Die Helligkeit ist ganz einfach. Du nimmst den höchsten Wert von den ersten 3 (alpha interessiert nicht) und daraus bekommst du die helligkeit. (Ein Graustufenbild kannst du dann einfach erstellen, indem du den rot,grün und blau wert auf den höchsten Wert setzt, der vorkommt. Beispiel: r:0 g:120: b:150. Dann ist der Blauanteil am höchsten und du setzt dann alles auf 150 (alpha habe ich immer auf 255 gesetzt))

Daraus ein komplettes schwarz ODER weis bild zu machen ist eigentl. auch nicht schwer. Du nimmst dein Graustufenbild und setzt eine Grenze: alles unter 100 z.B. ist 0 alles darüber ist 255. Schon hast du ein schwarz/weis bild.

Damit habe ich überraschend gute Ergebnisse erziehlt.

MFG

Tomate_Salat


----------



## sirbender (2. Okt 2010)

Danke! Kann ich mit der gleichen Vorgehensweise ueber getRaster() Blurring erreichen?


----------



## Tomate_Salat (2. Okt 2010)

Simple antwort: ja. mit getRaster() bekommst du die Bildinformationen und kannst diese verändern (die Pixel halt). Wie du jz blurring damit realisierst kann ich dir nicht sagen, weil ich es noch nie versucht habe (vllt gibts dafür aber auch bereits eine Methode? Ka). 

Filter Effekte diese Seite habe ich mal überflogen, vllt hilft diese. Sind zwar glaub c++-Beispiele aber vllhilft es trotzdem

MFG

Tomate_Salat


----------



## Ralf Pongratz (4. Okt 2010)

Tomate_Salat hat gesagt.:


> Die Helligkeit ist ganz einfach. Du nimmst den höchsten Wert von den ersten 3 (alpha interessiert nicht) und daraus bekommst du die helligkeit. (Ein Graustufenbild kannst du dann einfach erstellen, indem du den rot,grün und blau wert auf den höchsten Wert setzt, der vorkommt. Beispiel: r:0 g:120: b:150. Dann ist der Blauanteil am höchsten und du setzt dann alles auf 150 (alpha habe ich immer auf 255 gesetzt))
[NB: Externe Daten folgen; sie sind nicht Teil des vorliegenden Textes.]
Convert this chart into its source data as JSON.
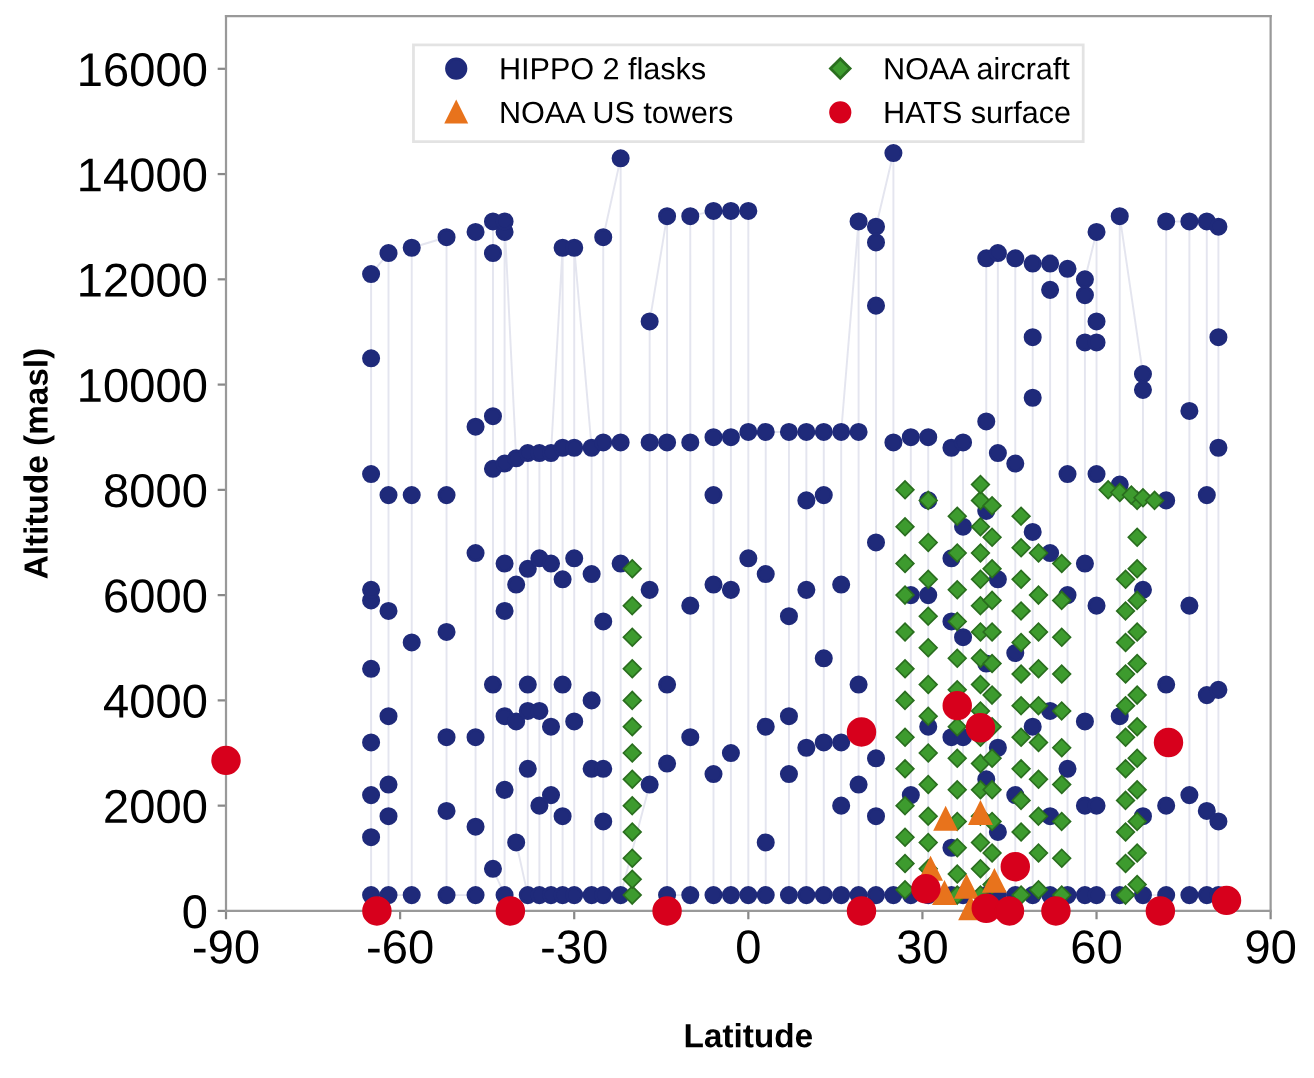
{
  "chart_data": {
    "type": "scatter",
    "xlabel": "Latitude",
    "ylabel": "Altitude (masl)",
    "xlim": [
      -90,
      90
    ],
    "ylim": [
      0,
      17000
    ],
    "xticks": [
      -90,
      -60,
      -30,
      0,
      30,
      60,
      90
    ],
    "yticks": [
      0,
      2000,
      4000,
      6000,
      8000,
      10000,
      12000,
      14000,
      16000
    ],
    "grid": false,
    "legend": "top",
    "series": [
      {
        "name": "HIPPO 2 flasks",
        "type": "line",
        "marker": "circle",
        "color": "#1f2a7a",
        "x": [
          -65,
          -65,
          -65,
          -65,
          -65,
          -65,
          -65,
          -65,
          -65,
          -65,
          -62,
          -62,
          -62,
          -62,
          -62,
          -62,
          -62,
          -58,
          -58,
          -58,
          -58,
          -52,
          -52,
          -52,
          -52,
          -52,
          -52,
          -47,
          -47,
          -47,
          -47,
          -47,
          -47,
          -44,
          -44,
          -44,
          -44,
          -44,
          -44,
          -42,
          -42,
          -42,
          -42,
          -42,
          -42,
          -42,
          -42,
          -40,
          -40,
          -40,
          -40,
          -38,
          -38,
          -38,
          -38,
          -38,
          -38,
          -36,
          -36,
          -36,
          -36,
          -36,
          -34,
          -34,
          -34,
          -34,
          -34,
          -32,
          -32,
          -32,
          -32,
          -32,
          -32,
          -30,
          -30,
          -30,
          -30,
          -30,
          -27,
          -27,
          -27,
          -27,
          -27,
          -25,
          -25,
          -25,
          -25,
          -25,
          -25,
          -22,
          -22,
          -22,
          -22,
          -17,
          -17,
          -17,
          -17,
          -14,
          -14,
          -14,
          -14,
          -14,
          -10,
          -10,
          -10,
          -10,
          -10,
          -6,
          -6,
          -6,
          -6,
          -6,
          -6,
          -3,
          -3,
          -3,
          -3,
          -3,
          0,
          0,
          0,
          0,
          3,
          3,
          3,
          3,
          3,
          7,
          7,
          7,
          7,
          7,
          10,
          10,
          10,
          10,
          10,
          13,
          13,
          13,
          13,
          13,
          16,
          16,
          16,
          16,
          16,
          19,
          19,
          19,
          19,
          19,
          22,
          22,
          22,
          22,
          22,
          22,
          22,
          25,
          25,
          25,
          28,
          28,
          28,
          28,
          31,
          31,
          31,
          31,
          31,
          35,
          35,
          35,
          35,
          35,
          35,
          37,
          37,
          37,
          37,
          37,
          41,
          41,
          41,
          41,
          41,
          41,
          43,
          43,
          43,
          43,
          43,
          43,
          46,
          46,
          46,
          46,
          46,
          49,
          49,
          49,
          49,
          49,
          49,
          52,
          52,
          52,
          52,
          52,
          52,
          55,
          55,
          55,
          55,
          55,
          58,
          58,
          58,
          58,
          58,
          58,
          58,
          60,
          60,
          60,
          60,
          60,
          60,
          60,
          64,
          64,
          64,
          64,
          68,
          68,
          68,
          68,
          68,
          72,
          72,
          72,
          72,
          72,
          76,
          76,
          76,
          76,
          76,
          79,
          79,
          79,
          79,
          79,
          81,
          81,
          81,
          81,
          81,
          81
        ],
        "values": [
          300,
          1400,
          2200,
          3200,
          4600,
          5900,
          6100,
          8300,
          10500,
          12100,
          12500,
          7900,
          5700,
          3700,
          2400,
          1800,
          300,
          300,
          5100,
          7900,
          12600,
          12800,
          7900,
          5300,
          3300,
          1900,
          300,
          300,
          1600,
          3300,
          6800,
          9200,
          12900,
          13100,
          12500,
          9400,
          8400,
          4300,
          800,
          300,
          2300,
          3700,
          5700,
          6600,
          8500,
          12900,
          13100,
          8600,
          6200,
          3600,
          1300,
          300,
          2700,
          3800,
          4300,
          6500,
          8700,
          8700,
          6700,
          3800,
          2000,
          300,
          300,
          2200,
          3500,
          6600,
          8700,
          12600,
          8800,
          6300,
          4300,
          1800,
          300,
          300,
          3600,
          6700,
          8800,
          12600,
          8800,
          6400,
          4000,
          2700,
          300,
          300,
          1700,
          2700,
          5500,
          8900,
          12800,
          14300,
          8900,
          6600,
          300,
          2400,
          6100,
          8900,
          11200,
          13200,
          8900,
          4300,
          2800,
          300,
          300,
          3300,
          5800,
          8900,
          13200,
          13300,
          9000,
          7900,
          6200,
          2600,
          300,
          300,
          3000,
          6100,
          9000,
          13300,
          13300,
          9100,
          6700,
          300,
          300,
          1300,
          3500,
          6400,
          9100,
          9100,
          5600,
          3700,
          2600,
          300,
          300,
          3100,
          6100,
          7800,
          9100,
          9100,
          7900,
          4800,
          3200,
          300,
          300,
          2000,
          3200,
          6200,
          9100,
          13100,
          9100,
          4300,
          2400,
          300,
          300,
          1800,
          2900,
          7000,
          11500,
          12700,
          13000,
          14400,
          8900,
          300,
          300,
          2200,
          6000,
          9000,
          9000,
          7800,
          6000,
          3500,
          300,
          300,
          1200,
          3300,
          5500,
          6700,
          8800,
          8900,
          7300,
          5200,
          3300,
          300,
          300,
          2500,
          4700,
          7600,
          9300,
          12400,
          12500,
          8700,
          6300,
          3100,
          1500,
          300,
          300,
          2200,
          4900,
          8500,
          12400,
          12300,
          10900,
          9750,
          7200,
          3500,
          300,
          300,
          1800,
          3800,
          6800,
          11800,
          12300,
          12200,
          8300,
          6000,
          2700,
          300,
          300,
          2000,
          3600,
          6600,
          10800,
          11700,
          12000,
          12900,
          11200,
          10800,
          8300,
          5800,
          2000,
          300,
          300,
          3700,
          8100,
          13200,
          10200,
          9900,
          6100,
          1800,
          300,
          300,
          2000,
          4300,
          7800,
          13100,
          13100,
          9500,
          5800,
          2200,
          300,
          300,
          1900,
          4100,
          7900,
          13100,
          13000,
          10900,
          8800,
          4200,
          1700,
          300
        ]
      },
      {
        "name": "NOAA aircraft",
        "marker": "diamond",
        "color": "#3d9b2e",
        "x": [
          -20,
          -20,
          -20,
          -20,
          -20,
          -20,
          -20,
          -20,
          -20,
          -20,
          -20,
          -20,
          -20,
          27,
          27,
          27,
          27,
          27,
          27,
          27,
          27,
          27,
          27,
          27,
          27,
          27,
          31,
          31,
          31,
          31,
          31,
          31,
          31,
          31,
          31,
          31,
          31,
          31,
          36,
          36,
          36,
          36,
          36,
          36,
          36,
          36,
          36,
          36,
          36,
          36,
          36,
          40,
          40,
          40,
          40,
          40,
          40,
          40,
          40,
          40,
          40,
          40,
          40,
          40,
          40,
          40,
          40,
          40,
          42,
          42,
          42,
          42,
          42,
          42,
          42,
          42,
          42,
          42,
          42,
          42,
          42,
          47,
          47,
          47,
          47,
          47,
          47,
          47,
          47,
          47,
          47,
          47,
          47,
          50,
          50,
          50,
          50,
          50,
          50,
          50,
          50,
          50,
          50,
          54,
          54,
          54,
          54,
          54,
          54,
          54,
          54,
          54,
          54,
          65,
          65,
          65,
          65,
          65,
          65,
          65,
          65,
          65,
          65,
          65,
          67,
          67,
          67,
          67,
          67,
          67,
          67,
          67,
          67,
          67,
          67,
          67,
          67,
          62,
          64,
          66,
          68,
          70
        ],
        "values": [
          300,
          600,
          1000,
          1500,
          2000,
          2500,
          3000,
          3500,
          4000,
          4600,
          5200,
          5800,
          6500,
          400,
          900,
          1400,
          2000,
          2700,
          3300,
          4000,
          4600,
          5300,
          6000,
          6600,
          7300,
          8000,
          800,
          1300,
          1800,
          2400,
          3000,
          3700,
          4300,
          5000,
          5600,
          6300,
          7000,
          7800,
          300,
          700,
          1200,
          1700,
          2300,
          2900,
          3500,
          4200,
          4800,
          5500,
          6100,
          6800,
          7500,
          300,
          800,
          1300,
          1800,
          2300,
          2800,
          3300,
          3800,
          4300,
          4800,
          5300,
          5800,
          6300,
          6800,
          7300,
          7800,
          8100,
          500,
          1100,
          1700,
          2300,
          2900,
          3500,
          4100,
          4700,
          5300,
          5900,
          6500,
          7100,
          7700,
          300,
          1500,
          2100,
          2700,
          3300,
          3900,
          4500,
          5100,
          5700,
          6300,
          6900,
          7500,
          400,
          1100,
          1800,
          2500,
          3200,
          3900,
          4600,
          5300,
          6000,
          6800,
          300,
          1000,
          1700,
          2400,
          3100,
          3800,
          4500,
          5200,
          5900,
          6600,
          300,
          900,
          1500,
          2100,
          2700,
          3300,
          3900,
          4500,
          5100,
          5700,
          6300,
          500,
          1100,
          1700,
          2300,
          2900,
          3500,
          4100,
          4700,
          5300,
          5900,
          6500,
          7100,
          7800,
          8000,
          7950,
          7900,
          7850,
          7800
        ]
      },
      {
        "name": "NOAA US towers",
        "marker": "triangle",
        "color": "#e8731c",
        "x": [
          34,
          40,
          31.4,
          33.8,
          37.6,
          42.4,
          38.3
        ],
        "values": [
          1750,
          1860,
          800,
          340,
          460,
          570,
          50
        ]
      },
      {
        "name": "HATS surface",
        "marker": "circle",
        "color": "#d7001c",
        "x": [
          -90,
          -64,
          -41,
          -14,
          19.5,
          19.5,
          30.6,
          36,
          40,
          46,
          41,
          45,
          53,
          71,
          82.4,
          72.4
        ],
        "values": [
          2860,
          0,
          0,
          0,
          0,
          3400,
          420,
          3900,
          3480,
          840,
          50,
          0,
          0,
          0,
          200,
          3200
        ]
      }
    ]
  }
}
Das ist so leider nicht richtig. Ein Pixel (255,0,0) wäre somit als Grauwert heller als (254,254,254), was aber nicht der Fall ist. Die korrekte Umrechnung findet sich hier: YUV-Farbmodell ? Wikipedia.
Der Grauwert Y = 0,299 * R + 0,587 * G + 0,114 * B. Der Grund für diese unterschiedlichen Faktoren liegt darin, dass unser Auge für die Farben unterschiedlich empfindlich ist.

Ralf


----------



## Ralf Pongratz (4. Okt 2010)

sirbender hat gesagt.:


> Danke! Kann ich mit der gleichen Vorgehensweise ueber getRaster() Blurring erreichen?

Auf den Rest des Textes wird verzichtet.